For practitioners: invest in logging, monitoring, evaluation frameworks NOW. That infrastructure will matter more than waiting for the next model release.
Key Takeaways
- AI accelerates specific tasks but doesn’t replace judgment. Coding agents (Claude Code, Cursor) are the exception where true agentic behavior works due to immediate feedback loops.
- Three things actually deliver ROI: Document processing at 80% accuracy beats 100% manual work. Properly implemented RAG with specialized knowledge bases provides accountability. Workflow automation with AI components solves real pain points.

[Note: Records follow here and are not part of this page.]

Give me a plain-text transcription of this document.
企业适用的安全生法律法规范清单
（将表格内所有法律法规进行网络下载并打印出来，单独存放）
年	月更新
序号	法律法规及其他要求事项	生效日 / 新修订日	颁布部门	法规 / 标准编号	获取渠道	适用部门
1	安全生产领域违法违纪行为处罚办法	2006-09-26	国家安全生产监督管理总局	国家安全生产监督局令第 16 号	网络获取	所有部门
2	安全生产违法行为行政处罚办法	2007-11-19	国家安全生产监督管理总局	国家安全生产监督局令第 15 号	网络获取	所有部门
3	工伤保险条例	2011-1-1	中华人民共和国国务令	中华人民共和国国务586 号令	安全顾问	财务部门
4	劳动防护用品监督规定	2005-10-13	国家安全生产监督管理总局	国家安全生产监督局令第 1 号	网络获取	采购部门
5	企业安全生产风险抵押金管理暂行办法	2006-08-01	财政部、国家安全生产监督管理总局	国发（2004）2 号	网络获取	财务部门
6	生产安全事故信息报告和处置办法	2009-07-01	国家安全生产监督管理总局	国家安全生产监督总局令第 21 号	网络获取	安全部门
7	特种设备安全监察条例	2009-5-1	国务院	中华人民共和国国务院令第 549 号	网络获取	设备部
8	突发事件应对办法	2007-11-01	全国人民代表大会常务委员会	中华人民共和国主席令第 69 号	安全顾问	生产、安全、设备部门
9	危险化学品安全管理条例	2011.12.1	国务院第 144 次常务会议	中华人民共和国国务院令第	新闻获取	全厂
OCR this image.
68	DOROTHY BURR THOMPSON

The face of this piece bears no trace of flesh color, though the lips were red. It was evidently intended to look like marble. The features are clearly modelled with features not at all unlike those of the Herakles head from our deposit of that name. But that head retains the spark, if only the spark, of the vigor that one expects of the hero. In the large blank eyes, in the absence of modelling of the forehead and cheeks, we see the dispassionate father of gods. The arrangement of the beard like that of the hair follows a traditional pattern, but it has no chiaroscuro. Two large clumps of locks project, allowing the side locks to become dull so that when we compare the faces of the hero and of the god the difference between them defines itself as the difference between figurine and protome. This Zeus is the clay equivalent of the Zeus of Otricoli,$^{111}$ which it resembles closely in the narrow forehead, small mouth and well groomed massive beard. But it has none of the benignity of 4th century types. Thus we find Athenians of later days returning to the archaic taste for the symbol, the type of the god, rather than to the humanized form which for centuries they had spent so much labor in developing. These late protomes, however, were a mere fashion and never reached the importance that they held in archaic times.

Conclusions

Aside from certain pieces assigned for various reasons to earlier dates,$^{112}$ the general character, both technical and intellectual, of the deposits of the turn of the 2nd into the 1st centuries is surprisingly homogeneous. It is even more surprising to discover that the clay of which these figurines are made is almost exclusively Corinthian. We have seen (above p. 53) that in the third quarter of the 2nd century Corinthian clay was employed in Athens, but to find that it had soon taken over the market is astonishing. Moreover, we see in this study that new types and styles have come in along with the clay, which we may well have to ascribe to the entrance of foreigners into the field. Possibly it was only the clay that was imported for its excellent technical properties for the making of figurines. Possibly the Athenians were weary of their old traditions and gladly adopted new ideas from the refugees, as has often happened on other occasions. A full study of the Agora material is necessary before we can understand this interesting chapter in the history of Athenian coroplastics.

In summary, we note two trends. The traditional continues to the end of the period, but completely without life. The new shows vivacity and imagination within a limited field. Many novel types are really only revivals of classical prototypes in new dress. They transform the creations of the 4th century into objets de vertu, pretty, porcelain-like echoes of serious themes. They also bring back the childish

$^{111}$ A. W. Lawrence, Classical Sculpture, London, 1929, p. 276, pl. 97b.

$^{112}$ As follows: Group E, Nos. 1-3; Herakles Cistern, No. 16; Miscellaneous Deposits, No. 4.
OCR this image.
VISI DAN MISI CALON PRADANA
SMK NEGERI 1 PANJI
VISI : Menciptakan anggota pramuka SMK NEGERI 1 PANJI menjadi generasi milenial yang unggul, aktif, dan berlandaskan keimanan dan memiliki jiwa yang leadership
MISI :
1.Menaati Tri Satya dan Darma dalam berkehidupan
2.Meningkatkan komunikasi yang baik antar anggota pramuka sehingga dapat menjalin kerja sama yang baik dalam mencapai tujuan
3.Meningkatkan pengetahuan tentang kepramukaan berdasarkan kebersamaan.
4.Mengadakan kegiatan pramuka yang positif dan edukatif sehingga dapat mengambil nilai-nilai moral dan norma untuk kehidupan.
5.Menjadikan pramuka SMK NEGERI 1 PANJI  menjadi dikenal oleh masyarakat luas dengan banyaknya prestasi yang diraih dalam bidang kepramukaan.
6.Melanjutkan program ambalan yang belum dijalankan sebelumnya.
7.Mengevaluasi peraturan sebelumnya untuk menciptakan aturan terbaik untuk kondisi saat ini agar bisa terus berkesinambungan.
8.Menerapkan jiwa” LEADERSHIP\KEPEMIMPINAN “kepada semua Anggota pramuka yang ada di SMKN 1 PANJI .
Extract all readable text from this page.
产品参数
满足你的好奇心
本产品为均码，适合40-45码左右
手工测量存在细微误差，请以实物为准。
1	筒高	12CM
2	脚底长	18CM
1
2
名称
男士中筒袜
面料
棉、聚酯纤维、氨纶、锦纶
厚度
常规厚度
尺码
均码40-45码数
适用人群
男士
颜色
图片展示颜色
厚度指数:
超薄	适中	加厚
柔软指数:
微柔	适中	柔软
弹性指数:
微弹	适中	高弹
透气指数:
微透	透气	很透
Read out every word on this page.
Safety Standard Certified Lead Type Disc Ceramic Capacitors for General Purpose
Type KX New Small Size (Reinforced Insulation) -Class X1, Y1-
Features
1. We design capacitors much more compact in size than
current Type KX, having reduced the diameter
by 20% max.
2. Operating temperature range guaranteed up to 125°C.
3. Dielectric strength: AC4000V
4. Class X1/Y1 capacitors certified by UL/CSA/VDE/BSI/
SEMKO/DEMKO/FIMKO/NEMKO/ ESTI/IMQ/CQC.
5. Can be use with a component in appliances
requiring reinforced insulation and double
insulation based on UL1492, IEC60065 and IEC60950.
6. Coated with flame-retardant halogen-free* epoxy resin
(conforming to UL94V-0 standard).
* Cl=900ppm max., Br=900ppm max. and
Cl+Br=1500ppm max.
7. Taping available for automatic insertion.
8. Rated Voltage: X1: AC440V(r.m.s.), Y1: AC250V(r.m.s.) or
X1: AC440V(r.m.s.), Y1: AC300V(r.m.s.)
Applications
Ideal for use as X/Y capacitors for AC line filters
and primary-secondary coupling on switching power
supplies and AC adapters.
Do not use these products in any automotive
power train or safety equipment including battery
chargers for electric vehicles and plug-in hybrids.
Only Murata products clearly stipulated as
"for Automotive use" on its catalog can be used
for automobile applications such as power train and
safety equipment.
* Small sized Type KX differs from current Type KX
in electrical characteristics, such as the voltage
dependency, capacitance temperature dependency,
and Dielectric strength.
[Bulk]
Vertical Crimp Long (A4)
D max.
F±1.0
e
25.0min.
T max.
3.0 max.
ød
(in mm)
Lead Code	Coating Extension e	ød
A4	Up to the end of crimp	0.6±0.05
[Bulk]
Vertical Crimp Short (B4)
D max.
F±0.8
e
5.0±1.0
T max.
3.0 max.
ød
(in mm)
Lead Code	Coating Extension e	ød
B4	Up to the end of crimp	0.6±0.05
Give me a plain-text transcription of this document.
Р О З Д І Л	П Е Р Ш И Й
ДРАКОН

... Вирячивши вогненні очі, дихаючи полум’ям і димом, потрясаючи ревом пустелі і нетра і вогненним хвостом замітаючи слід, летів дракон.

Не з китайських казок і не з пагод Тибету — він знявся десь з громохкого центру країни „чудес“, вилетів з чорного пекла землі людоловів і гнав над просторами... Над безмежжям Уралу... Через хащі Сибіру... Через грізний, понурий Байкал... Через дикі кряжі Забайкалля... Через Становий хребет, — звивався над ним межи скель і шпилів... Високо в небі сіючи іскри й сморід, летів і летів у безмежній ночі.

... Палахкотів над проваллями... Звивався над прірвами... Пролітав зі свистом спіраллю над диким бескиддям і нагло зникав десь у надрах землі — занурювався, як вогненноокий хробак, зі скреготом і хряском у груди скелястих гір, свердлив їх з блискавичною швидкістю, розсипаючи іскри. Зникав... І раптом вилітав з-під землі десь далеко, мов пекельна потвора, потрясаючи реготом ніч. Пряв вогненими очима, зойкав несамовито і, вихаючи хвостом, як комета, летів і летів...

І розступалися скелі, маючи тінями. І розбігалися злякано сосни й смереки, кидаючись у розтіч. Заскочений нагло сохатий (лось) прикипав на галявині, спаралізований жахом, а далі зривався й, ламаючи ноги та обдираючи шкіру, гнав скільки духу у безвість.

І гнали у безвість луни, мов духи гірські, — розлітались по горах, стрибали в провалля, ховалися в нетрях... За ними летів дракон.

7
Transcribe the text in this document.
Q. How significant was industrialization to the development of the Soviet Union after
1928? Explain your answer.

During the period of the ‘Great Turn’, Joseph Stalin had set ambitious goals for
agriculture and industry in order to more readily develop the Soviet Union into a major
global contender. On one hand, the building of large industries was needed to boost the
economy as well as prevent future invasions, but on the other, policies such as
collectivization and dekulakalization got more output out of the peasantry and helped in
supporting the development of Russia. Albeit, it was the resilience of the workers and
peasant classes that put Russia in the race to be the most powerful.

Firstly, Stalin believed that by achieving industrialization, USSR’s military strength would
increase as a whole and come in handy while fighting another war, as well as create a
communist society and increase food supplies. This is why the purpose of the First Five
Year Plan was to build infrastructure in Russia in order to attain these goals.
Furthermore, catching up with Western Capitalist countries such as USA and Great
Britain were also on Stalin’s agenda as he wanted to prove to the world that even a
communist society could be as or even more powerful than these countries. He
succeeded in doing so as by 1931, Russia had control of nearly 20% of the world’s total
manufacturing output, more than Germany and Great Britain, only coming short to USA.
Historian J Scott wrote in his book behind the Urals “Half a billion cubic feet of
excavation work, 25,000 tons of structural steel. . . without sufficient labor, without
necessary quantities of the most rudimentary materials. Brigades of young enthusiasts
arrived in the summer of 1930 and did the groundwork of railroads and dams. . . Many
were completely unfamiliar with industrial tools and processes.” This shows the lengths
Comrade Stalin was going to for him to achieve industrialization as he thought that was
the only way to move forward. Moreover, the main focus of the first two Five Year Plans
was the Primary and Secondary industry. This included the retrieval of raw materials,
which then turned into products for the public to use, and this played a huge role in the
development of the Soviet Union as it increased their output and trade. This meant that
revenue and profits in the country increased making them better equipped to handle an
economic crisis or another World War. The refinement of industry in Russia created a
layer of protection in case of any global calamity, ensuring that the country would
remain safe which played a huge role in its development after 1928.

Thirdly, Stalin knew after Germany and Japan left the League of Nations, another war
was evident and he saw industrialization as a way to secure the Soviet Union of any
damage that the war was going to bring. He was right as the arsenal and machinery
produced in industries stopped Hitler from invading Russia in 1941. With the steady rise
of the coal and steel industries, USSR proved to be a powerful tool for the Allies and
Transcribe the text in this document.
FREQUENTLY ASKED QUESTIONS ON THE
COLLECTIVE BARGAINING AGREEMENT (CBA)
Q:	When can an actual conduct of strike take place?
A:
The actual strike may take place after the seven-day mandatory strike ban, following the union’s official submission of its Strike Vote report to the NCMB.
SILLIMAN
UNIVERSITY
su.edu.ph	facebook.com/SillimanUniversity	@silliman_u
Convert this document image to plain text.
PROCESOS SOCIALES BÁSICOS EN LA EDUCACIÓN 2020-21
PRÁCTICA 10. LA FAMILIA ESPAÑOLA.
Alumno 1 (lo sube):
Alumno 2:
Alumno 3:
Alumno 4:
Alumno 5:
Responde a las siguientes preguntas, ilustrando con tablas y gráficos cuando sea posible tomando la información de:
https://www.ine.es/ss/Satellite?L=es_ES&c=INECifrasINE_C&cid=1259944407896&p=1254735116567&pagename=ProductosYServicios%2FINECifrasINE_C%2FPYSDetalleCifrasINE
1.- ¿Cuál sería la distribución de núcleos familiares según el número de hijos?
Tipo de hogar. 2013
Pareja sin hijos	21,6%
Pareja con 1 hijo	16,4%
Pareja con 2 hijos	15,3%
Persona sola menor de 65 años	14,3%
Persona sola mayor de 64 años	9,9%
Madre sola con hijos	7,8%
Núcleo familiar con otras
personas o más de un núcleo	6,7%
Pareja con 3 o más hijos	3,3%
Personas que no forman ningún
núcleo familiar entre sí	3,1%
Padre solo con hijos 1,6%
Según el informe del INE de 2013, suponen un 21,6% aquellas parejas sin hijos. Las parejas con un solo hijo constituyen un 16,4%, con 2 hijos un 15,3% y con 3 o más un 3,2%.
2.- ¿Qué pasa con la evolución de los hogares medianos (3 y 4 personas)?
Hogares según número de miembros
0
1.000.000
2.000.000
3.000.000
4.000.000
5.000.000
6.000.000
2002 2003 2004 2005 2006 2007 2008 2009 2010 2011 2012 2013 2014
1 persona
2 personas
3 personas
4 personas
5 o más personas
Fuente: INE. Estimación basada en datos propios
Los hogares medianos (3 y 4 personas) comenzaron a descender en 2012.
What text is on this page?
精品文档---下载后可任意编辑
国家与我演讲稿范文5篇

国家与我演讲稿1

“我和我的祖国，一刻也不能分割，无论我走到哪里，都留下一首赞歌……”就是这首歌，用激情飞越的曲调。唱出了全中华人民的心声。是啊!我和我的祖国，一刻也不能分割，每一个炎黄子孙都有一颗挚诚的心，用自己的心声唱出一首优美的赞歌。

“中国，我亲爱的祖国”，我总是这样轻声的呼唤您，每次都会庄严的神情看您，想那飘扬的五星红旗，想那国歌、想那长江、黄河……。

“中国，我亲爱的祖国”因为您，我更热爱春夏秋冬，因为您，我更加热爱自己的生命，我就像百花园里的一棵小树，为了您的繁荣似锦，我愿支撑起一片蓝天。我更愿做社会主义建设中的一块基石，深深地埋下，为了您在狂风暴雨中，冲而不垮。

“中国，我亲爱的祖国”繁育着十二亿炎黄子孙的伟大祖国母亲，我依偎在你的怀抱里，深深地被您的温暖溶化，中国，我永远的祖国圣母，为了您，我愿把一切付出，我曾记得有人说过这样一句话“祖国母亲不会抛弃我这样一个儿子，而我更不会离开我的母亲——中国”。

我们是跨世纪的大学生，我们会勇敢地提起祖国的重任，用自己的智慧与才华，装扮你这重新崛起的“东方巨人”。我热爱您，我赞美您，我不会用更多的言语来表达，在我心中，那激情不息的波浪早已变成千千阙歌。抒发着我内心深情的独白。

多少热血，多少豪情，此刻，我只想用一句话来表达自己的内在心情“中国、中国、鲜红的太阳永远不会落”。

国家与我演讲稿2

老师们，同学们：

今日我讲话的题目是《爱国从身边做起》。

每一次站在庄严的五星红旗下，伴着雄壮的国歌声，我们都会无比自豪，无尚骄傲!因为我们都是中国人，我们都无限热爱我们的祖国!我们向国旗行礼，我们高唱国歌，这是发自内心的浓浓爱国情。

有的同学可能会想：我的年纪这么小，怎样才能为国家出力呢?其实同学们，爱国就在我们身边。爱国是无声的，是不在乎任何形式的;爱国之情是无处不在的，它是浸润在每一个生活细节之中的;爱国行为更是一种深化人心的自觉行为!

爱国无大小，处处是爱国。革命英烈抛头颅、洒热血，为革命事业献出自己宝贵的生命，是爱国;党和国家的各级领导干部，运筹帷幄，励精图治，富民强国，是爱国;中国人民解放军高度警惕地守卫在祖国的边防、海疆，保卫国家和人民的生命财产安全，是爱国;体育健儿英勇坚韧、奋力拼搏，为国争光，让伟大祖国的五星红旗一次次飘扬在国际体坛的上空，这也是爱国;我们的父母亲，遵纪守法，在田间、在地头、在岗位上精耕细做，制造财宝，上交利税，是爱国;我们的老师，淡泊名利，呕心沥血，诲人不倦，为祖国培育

- Start with pain, not technology. Find one high-volume, frustrating process. Pilot with a motivated team. Use existing tools (Claude 3.5 Sonnet, o1, DeepSeek V3). Ship in 3–6 months.
- Optimize the system before upgrading the model. Hierarchy: better prompts → improved retrieval → reasoning structures → bigger models. Most problems don’t need Opus when Haiku with good architecture works.
- RAG is the default for enterprise. Fine-tuning makes sense for style consistency. RAG wins for accountability, frequent updates, and audit trails that government and enterprise require.
- Workflows beat agents in production. True agents (with dynamic planning and tool selection) work for coding. Everything else? Use deterministic workflows with LLMs at specific steps. 90% of “AI agents” should be workflows.
- Hallucinations are features of the technology, not bugs. Manage them with RAG grounding, confidence scores, structured outputs, and human review. Never deploy LLMs without document retrieval for high-stakes decisions.
- Test failure modes before launch. Feed ambiguous inputs, contradictory information, and edge cases. Success comes from error handling, not model quality.
- Hidden costs surprise teams: API costs scaling 100x, human review overhead that doesn’t disappear, and integration work comprising 80% of the effort. Most AI projects fail — budget for it.
- Evaluation infrastructure is the next breakthrough. We have powerful models but primitive measurement capabilities. Invest in monitoring, logging, and systematic evaluation now.
Final Thoughts of Tao
The AI hype cycle is exhausting. Every week there’s a new “breakthrough” that will “change everything.” Most of it is noise.
What actually works? Boring, practical applications. Document processing. Information extraction. Workflow automation. Systems that do one thing well.
The companies succeeding with AI solve real problems, measure results, and build sustainable systems. They have the best monitoring and error handling, even if their models are nothing special.
Start small. Solve real problems. Measure everything. Scale what works.
That’s the truth about AI right now.
It was a great one-to-one session with Tao
What I appreciated most about Tao’s answers is how consistently they point back to reality: in 2026, winning with AI is rarely about chasing the biggest model. It’s about making smart architecture choices, investing in evaluation, and building reliable systems that can operate under real-world constraints — cost, latency, data quality, and user expectations.
This interview also reinforced something I see often in delivery work: teams don’t fail because AI “doesn’t work.” They struggle because the problem isn’t clearly defined, success metrics aren’t measurable, or the system around the model isn’t designed for production. Whether it’s deciding between RAG and fine-tuning, knowing when agents truly help, or setting the right expectations around hallucinations — disciplined thinking beats excitement every time.
I’m grateful to Tao An for sharing such candid insights and for taking the time to answer in depth. I hope this interview helps product leaders, founders, and engineering teams cut through the noise and make decisions that lead to real outcomes.